On 25/05/2013 5:50, Rich Ulrich wrote: >> Yes, I do that, but to be more precise: >> 1) Draw 7; compute skewness; >> 2) if skewness < 0 discard the value, else save. > > Depending on what you mean by "discard,"
> this might introduce some unknown bias. Do you keep the count? > There will never be *exactly* 50% of the sample with > skewness less than 0.
Sure, but where's the problem?
>> The reason to discard skewness < 0 is that I need to calculate only a >> critical value for the skewness (the distribution must be exactly >> symmetrical); if I get 5th percentile = -0.123 and 95th percentile = >> .124, which critical value should I take? > > As you say, the distribution *ought* to be exactly symmetrical. > > The lower limit provides a second value based on 100,000 > replications. (1) Why ignore it? (2) If there were some bias > in your RNG that these computations brought out, it would be > important to know it.
The RNG I use doesn't have any bias. I checked that using properly designed tests and I check the simulation using a properly designed generator.

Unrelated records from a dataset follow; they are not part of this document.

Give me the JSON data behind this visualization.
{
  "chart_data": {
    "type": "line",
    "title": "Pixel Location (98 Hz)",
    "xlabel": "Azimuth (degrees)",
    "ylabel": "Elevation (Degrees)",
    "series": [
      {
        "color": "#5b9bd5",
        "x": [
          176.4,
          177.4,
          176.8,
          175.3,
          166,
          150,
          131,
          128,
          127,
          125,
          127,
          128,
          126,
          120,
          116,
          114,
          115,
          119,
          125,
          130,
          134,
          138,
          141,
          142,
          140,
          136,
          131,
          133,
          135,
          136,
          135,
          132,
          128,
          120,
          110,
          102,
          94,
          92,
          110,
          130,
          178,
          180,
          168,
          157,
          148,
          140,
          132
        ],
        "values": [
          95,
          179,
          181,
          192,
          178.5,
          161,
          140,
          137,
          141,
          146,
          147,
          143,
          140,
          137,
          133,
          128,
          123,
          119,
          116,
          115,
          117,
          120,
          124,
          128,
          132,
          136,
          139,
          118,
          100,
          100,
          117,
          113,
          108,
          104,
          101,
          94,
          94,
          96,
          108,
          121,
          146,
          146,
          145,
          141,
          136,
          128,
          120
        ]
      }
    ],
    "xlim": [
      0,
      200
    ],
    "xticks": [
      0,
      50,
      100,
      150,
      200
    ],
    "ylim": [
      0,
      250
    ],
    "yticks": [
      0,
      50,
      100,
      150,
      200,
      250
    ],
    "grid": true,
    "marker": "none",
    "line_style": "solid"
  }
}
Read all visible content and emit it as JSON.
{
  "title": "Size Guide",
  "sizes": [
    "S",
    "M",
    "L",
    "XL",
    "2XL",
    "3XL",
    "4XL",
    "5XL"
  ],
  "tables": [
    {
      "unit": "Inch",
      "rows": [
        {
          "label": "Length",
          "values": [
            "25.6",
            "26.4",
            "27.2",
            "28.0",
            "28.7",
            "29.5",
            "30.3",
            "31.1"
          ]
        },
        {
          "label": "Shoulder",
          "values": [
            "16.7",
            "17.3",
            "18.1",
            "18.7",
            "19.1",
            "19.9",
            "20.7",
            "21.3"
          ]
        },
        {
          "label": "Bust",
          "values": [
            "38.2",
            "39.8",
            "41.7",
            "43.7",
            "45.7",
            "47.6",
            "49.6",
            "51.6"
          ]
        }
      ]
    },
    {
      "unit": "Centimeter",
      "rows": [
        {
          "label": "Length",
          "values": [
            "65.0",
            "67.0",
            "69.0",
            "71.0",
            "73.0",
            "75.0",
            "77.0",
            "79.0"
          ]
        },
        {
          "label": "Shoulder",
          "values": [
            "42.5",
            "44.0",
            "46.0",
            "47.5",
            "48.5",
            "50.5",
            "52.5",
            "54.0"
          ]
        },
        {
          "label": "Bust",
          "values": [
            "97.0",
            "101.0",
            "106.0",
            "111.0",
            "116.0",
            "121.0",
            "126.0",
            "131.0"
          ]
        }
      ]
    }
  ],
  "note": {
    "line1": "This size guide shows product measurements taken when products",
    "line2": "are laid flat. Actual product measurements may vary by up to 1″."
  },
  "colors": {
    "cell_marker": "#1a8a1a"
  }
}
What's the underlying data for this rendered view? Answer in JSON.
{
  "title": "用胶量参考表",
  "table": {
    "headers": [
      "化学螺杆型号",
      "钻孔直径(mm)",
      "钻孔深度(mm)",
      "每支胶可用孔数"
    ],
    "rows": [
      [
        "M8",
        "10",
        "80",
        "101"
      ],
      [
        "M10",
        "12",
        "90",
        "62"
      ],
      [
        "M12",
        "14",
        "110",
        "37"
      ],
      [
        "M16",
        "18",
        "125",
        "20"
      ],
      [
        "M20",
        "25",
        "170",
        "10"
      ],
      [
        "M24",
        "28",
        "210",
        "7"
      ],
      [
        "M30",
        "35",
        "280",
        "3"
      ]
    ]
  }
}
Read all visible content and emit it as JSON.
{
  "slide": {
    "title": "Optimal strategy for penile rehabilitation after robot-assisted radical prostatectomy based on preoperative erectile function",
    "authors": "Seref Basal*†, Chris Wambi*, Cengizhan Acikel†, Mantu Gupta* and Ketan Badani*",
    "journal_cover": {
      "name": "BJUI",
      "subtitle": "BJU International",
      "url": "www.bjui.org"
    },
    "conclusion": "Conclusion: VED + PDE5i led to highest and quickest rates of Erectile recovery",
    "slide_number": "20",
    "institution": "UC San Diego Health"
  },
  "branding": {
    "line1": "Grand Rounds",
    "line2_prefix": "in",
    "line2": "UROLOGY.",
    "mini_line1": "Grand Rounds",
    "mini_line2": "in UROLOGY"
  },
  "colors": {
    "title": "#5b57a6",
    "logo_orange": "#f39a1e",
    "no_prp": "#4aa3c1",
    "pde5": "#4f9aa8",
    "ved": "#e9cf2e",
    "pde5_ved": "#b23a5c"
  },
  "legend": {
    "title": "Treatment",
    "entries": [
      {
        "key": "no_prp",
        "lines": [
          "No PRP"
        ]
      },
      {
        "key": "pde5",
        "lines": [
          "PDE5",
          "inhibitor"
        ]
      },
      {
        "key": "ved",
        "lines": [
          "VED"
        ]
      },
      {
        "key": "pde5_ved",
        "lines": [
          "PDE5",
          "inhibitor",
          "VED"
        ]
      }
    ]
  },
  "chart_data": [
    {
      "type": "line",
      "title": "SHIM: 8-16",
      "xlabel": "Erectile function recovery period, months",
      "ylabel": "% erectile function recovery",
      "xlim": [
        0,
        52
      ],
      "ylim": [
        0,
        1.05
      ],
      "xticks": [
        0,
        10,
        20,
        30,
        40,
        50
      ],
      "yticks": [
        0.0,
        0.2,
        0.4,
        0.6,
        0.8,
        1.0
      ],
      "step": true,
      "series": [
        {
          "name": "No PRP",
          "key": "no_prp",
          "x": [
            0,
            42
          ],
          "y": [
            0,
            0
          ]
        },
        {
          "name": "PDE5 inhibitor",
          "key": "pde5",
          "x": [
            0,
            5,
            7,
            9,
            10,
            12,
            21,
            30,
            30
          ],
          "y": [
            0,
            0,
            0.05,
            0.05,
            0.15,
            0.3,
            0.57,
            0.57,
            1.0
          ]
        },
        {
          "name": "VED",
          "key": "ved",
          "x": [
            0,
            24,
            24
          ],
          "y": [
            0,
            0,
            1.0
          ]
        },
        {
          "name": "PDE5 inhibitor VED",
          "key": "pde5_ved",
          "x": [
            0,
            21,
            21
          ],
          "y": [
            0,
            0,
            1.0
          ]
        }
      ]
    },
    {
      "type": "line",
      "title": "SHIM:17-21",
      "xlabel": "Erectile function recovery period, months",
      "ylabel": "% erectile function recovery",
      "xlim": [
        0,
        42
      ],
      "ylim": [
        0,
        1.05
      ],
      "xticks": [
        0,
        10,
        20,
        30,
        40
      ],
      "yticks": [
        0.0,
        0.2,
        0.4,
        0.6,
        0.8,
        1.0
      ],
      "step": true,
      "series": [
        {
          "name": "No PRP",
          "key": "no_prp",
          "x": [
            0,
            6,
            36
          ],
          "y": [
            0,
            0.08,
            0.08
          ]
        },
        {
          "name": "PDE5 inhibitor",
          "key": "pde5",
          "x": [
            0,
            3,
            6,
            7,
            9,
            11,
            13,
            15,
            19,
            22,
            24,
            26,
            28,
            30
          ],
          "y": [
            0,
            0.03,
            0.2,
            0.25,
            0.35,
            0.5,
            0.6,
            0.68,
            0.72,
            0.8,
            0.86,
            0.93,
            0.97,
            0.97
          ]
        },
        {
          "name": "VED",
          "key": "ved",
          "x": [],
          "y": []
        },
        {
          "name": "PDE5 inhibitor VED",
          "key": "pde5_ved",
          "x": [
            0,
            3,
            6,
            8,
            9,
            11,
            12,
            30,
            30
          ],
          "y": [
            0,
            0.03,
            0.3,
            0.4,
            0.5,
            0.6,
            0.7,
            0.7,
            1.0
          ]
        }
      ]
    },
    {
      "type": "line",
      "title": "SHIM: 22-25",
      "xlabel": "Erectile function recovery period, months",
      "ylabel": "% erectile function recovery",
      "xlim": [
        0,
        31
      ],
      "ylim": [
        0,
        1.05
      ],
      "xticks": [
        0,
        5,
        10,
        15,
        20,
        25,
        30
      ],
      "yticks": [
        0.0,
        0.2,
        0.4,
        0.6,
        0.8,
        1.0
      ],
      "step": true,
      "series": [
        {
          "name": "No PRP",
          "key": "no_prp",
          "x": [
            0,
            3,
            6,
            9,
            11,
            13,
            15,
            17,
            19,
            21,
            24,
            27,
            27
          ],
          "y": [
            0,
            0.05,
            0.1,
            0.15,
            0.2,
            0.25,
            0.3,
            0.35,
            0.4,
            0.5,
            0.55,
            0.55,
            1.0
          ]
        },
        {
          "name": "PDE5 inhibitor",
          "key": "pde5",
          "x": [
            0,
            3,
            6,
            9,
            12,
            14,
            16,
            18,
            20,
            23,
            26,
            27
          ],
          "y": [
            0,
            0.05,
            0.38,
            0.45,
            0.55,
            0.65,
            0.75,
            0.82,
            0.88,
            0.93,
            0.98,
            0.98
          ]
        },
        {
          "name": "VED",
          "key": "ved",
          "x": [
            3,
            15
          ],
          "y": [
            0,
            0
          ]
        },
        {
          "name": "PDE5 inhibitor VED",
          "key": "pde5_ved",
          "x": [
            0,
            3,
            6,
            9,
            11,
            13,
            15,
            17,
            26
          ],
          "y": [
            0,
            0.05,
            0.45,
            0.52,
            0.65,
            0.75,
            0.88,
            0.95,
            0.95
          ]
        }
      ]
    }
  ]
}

> (3) When you compute 10 or 20 cut-offs, > you can compute a pragmatic standard error, to go along with > the theoretical one (based on ranks around the 5% cutoff). > > Back when computers were 1000 times slower than today, I was > reading some computer science literature. Cutting an eight-hour > monte carlo job in half would have been a worth-while benefit of > using both ends of the distribution, even without the cross-check > on validity (from actually *looking* at both values). No reader > would have complained.
I don't have any problem in using both tails, but does it make any sense? We already know that the critical values for the 5th and 95th percentile *must* be exactly the same. For example, using both tails I get: 0.05 -.82306 +/- 2.75e-4 0.95 .82311 +/- 2.73e-4 (+/- indicates the confidence interval) The p-value have to come from a 2-sided test; there should be only one critical value. Where's the sense in using -.82306 and .82311?
> That all being said -- I don't know why your results don't agree > with the page you cite. Before I looked at the page, I > wondered at potential differences in definitions of "skewness".
If it's not too much trouble, you just need to click the links to see that the pages show also the formulas.
> However, they seem very explicit in what is being computed. > You *would* get slightly different results if you don't compute > the moments around the observed means for each set (but > assumed zero).
I calculated the above critical values using mean= 0, while when I calculate them using the sample mean I get: 0.05 -.81661 +/- 2.79e-4 0.95 .81637 +/- 2.74e-4 There are significant differences, but the values are very far away from those tabulated in that site. How that can be possible? I'm not interested in using the values in the site, but I need to understand whether my simulation works fine.
If someone can confirm that the following procedure is good, I can stop asking and I can start the simulation:
1) Randomly draw N normally (or uniformly) distributed numbers 2) compute the skewness (or the kurtosis) 2a) [if skewness < 0 discard the value, else save] 3) Repeat many times 4) calculate the p-th percentile of the saved skewness (or kurtosis) 5) Repeat until the confidence interval for the p-th percentile is "good".
[I can calculate when "good" is good.]
Step 2a: for the kurtosis I need 2 critical values, but for the skewness do I really need 2 critical values?